Er sprang auf die Mauer, hob den Kopf und schrie in die Nacht hinaus:

„Mein Vater hasst mich! Er hasst mich und…“

Er begann zu lachen. „…es freut mich verdammt nochmal!“

Ich wandte mein Gesicht ab. Mein Sohn sollte die gefrierenden Tränen nicht sehen. Sein alter Herr sollte keine Schwäche zeigen. Kein Triumph für den Kleinen.

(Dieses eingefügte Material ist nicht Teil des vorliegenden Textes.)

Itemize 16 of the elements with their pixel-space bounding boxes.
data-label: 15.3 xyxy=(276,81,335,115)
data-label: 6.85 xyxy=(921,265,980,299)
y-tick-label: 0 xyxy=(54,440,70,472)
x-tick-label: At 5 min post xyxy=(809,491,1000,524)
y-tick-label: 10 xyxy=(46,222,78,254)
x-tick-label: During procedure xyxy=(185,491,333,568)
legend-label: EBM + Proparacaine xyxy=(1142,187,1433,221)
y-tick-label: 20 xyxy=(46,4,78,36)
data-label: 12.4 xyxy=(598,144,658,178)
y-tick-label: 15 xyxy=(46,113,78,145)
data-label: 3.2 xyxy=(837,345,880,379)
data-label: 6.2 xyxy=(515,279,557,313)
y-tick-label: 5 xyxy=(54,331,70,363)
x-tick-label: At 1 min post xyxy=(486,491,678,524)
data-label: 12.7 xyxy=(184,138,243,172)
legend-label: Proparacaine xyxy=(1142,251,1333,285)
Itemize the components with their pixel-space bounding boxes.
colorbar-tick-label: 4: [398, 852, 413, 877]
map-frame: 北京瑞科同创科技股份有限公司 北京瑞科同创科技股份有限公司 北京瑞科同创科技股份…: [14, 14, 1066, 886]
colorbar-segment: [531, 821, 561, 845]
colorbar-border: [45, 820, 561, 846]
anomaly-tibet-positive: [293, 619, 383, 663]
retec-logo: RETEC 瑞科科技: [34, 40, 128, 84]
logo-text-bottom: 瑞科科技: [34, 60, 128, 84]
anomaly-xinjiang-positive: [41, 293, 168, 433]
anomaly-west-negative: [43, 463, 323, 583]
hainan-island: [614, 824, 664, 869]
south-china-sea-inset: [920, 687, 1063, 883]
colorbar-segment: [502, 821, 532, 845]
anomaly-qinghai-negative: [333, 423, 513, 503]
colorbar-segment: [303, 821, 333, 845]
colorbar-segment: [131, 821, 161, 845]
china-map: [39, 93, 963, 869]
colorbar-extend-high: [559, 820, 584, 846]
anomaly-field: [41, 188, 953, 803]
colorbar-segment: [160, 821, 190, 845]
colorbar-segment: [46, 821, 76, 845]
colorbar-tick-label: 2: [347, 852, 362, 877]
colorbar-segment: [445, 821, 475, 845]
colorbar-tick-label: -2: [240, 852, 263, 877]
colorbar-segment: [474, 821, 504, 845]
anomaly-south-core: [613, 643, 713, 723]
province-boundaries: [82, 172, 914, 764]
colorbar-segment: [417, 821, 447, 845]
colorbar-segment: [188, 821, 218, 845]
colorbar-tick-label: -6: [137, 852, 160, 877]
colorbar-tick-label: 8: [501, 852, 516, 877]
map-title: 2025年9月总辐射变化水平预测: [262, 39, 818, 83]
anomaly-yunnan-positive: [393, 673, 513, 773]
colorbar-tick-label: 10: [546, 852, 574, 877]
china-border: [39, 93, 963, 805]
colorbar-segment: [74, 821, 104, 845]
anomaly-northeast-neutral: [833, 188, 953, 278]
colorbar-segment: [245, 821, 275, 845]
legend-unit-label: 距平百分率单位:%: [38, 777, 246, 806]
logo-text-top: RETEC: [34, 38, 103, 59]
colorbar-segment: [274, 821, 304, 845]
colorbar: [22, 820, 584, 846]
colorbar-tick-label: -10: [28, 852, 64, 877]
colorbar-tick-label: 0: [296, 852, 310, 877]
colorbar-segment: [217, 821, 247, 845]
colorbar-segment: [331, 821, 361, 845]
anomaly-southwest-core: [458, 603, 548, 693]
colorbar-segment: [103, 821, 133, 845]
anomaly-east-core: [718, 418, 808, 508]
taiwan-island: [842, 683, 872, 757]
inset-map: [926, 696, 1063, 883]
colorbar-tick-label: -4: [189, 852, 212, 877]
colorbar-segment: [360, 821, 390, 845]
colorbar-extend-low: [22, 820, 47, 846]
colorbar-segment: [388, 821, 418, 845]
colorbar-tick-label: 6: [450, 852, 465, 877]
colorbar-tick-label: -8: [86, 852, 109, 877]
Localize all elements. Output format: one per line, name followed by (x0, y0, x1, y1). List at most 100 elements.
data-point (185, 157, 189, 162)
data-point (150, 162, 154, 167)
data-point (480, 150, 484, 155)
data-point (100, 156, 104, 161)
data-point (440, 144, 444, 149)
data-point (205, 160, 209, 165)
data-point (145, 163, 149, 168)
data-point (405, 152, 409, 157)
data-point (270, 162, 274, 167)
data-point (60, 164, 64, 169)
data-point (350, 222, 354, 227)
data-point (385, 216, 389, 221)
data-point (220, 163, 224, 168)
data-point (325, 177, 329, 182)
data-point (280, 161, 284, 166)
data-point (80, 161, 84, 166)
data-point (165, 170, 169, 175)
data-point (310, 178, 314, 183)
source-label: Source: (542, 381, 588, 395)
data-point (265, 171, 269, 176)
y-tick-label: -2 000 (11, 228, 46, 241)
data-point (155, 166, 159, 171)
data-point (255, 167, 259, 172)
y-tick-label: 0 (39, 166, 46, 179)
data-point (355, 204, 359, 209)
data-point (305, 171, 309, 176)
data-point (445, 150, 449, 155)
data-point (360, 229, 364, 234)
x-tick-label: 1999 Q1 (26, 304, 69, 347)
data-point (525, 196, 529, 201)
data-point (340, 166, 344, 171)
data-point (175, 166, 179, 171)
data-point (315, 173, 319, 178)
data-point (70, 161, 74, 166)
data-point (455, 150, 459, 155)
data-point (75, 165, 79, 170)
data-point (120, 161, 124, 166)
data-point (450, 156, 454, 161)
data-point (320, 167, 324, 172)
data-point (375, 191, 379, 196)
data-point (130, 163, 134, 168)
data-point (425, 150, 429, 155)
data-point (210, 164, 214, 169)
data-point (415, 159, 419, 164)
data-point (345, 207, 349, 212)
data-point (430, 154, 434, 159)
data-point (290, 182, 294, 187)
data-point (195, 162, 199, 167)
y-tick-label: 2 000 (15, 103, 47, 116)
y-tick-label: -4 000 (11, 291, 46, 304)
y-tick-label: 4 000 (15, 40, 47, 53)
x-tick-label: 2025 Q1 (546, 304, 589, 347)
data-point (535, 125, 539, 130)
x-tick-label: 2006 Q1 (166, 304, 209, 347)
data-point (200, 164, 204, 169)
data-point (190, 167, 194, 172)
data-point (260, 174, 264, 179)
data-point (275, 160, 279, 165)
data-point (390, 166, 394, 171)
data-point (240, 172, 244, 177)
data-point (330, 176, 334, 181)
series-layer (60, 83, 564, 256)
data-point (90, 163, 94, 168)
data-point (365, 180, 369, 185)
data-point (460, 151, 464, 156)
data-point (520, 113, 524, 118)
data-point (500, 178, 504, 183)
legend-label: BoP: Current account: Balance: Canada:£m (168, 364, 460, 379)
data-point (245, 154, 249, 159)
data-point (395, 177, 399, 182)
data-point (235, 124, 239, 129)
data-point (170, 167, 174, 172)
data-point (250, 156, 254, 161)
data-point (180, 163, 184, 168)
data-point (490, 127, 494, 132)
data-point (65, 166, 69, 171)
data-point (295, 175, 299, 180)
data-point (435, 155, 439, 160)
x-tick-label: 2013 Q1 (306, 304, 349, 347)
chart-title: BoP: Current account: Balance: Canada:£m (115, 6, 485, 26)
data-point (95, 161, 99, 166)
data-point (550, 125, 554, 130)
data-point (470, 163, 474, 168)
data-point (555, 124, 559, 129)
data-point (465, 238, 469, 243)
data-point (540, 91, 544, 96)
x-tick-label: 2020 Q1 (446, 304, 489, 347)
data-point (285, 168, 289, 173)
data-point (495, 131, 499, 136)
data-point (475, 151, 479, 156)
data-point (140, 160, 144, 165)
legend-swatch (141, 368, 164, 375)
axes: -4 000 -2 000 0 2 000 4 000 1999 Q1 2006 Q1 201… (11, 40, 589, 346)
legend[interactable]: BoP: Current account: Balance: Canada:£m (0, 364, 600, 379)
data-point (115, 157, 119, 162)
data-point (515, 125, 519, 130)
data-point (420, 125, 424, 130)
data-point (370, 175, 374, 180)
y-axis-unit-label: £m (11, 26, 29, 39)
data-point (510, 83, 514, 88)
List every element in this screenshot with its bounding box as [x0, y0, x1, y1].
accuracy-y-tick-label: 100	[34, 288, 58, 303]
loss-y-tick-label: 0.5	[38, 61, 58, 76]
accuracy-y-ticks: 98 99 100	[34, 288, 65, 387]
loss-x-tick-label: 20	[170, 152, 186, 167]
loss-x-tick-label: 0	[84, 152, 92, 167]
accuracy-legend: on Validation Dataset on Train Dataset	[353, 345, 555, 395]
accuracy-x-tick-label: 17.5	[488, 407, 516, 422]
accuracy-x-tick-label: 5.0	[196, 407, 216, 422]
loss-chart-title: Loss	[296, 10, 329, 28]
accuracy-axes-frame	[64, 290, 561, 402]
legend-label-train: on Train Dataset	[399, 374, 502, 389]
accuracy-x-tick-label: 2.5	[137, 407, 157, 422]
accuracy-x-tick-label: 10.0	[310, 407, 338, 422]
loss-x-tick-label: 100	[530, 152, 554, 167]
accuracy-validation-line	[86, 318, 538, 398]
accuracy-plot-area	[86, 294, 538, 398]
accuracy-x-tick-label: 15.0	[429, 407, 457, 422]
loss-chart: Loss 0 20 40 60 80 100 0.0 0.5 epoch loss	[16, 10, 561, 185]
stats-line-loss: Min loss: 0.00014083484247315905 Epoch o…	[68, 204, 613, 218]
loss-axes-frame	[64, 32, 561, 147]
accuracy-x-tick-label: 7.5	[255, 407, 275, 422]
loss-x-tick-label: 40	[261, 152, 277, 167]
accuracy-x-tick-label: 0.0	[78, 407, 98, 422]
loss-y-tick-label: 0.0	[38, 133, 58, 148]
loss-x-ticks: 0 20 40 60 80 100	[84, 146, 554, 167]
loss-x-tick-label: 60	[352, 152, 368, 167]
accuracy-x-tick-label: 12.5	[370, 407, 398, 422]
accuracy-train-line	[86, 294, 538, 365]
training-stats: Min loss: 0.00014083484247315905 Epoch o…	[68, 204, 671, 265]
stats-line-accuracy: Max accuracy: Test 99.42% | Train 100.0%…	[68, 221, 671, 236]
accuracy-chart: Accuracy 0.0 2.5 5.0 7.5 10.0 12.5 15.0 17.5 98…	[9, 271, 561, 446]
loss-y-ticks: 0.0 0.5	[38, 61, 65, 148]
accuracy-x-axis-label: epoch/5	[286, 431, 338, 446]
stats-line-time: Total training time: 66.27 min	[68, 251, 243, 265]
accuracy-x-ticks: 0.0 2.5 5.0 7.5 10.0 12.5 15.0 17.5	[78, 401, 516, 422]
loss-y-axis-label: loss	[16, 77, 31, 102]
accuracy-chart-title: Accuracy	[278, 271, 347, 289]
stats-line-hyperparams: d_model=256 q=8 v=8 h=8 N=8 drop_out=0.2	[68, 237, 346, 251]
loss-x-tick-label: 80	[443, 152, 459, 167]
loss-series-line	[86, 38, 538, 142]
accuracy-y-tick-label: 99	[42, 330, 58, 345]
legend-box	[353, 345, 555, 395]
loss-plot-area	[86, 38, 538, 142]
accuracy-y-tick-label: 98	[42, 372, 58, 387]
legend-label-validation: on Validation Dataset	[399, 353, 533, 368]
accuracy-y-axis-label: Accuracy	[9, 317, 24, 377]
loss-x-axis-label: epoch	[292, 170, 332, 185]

Er sprang von der Mauer herunter und landete elegant vor mir.

„Sag mir bitte eines. Warum lässt du sie leben. Gefallen sie dir?“

Der Kleine versetzte mir psychische Tritte in die Magengrube. Schlimmer als jeder Messerstich zerschnitten sie meinen Geist. Das musste ich mir nicht gefallen lassen. Nicht noch einmal. Ich wandte ihm mein Gesicht zu.

„Sie haben das nicht verdient. Sie tun das, was sie tun sollten.“

„Aber warum Daddy? Du wolltest, dass wir uns vor ihnen verbeugen. Und mich hast du verbannt, weil ich dem Willen meines-„, er schmunzelte „-meines gottverdammten Vaters nicht gehorcht habe! Was war so toll an ihnen?! Hm?!“

„Sie sind jetzt hier. Du hast deine Strafe erhalten.“

„Ich glaube dahinter steckt bloß dein großer Traum. Du wolltest doch schon immer kleine Kreaturen, die du wie Schachfiguren umherschieben und über sie bestimmen konntest. Und in den Menschen fandest du die Bauern dieses Schachspiels.“

Er wusste nichts. Absolut nichts. Dieser Kleine hatte doch keine Ahnung!

„Ich wollte, dass sie eigenständig sind! Eigene Entscheidungen treffen! Sie sollten Leben, wie es ihnen gefällt!“

„Das, wie fühlt es sich an, dass dieser Traum wahr wurde? Die Menschen konnten Entscheidungen treffen, und trafen die Entscheidung, sich von dir, ihrem Gott, abzuwenden. Dein Traum ist wahr geworden, Dad. Die Menschheit hasst dich!“

„…Es ist… Das Los, das ich gezogen habe…“

„Warum hast du geschaffen? Wofür wurden die Menschen geschaffen? Um zu verfallen? Aber diesen Job übernimmst ja du gerade. Du stirbst.“

Ich starrte ihn an, und sagte zögernd:

„Sohn… Ich… Liebe dich.“

„Ach was!“ brüllte er. „Du hast Jesus und die anderen Engel doch immer viel mehr geliebt! Aber für Samael hattest du nie etwas übrig! Der erste aller Engel, und du verstößt ihn für einen kleinen Fehler! Ich bin nicht Satan. Das ist bloß das, was du aus mir gemacht hast! Ich bin nicht der Teufel, ich bin Samael. Willst du da bloß was kompensieren?! Du hast einen Fehler begannen. Ich habe einen Fehler begangen. Wir beiden wurden von unseren Eltern für einen kleinen Fehler verbannt. Wir dreckigen Bastarde sind wohl nicht mehr wert!“

Er streckte mir die Hände entgegen. In der linken hielt er eine Vodkaflasche. In der Rechten lag ein Strick.

„Dad. Wähle einfach. Wähle deine große Liebe, den Alkohol, und ein dreckiges Hundeleben. Oder sterbe. Sterbe einfach.“

Die stille Nacht erdrückte mich. Ich schaute auf seine Hände. Dann wusste ich es. Ich stand auf, trat vor, schaute in das Gesicht meines Sohnes und sagte:
„Erinnere all meiner Sünden. Bitte.“

Ich streckte die Hand aus, und nahm den Strick.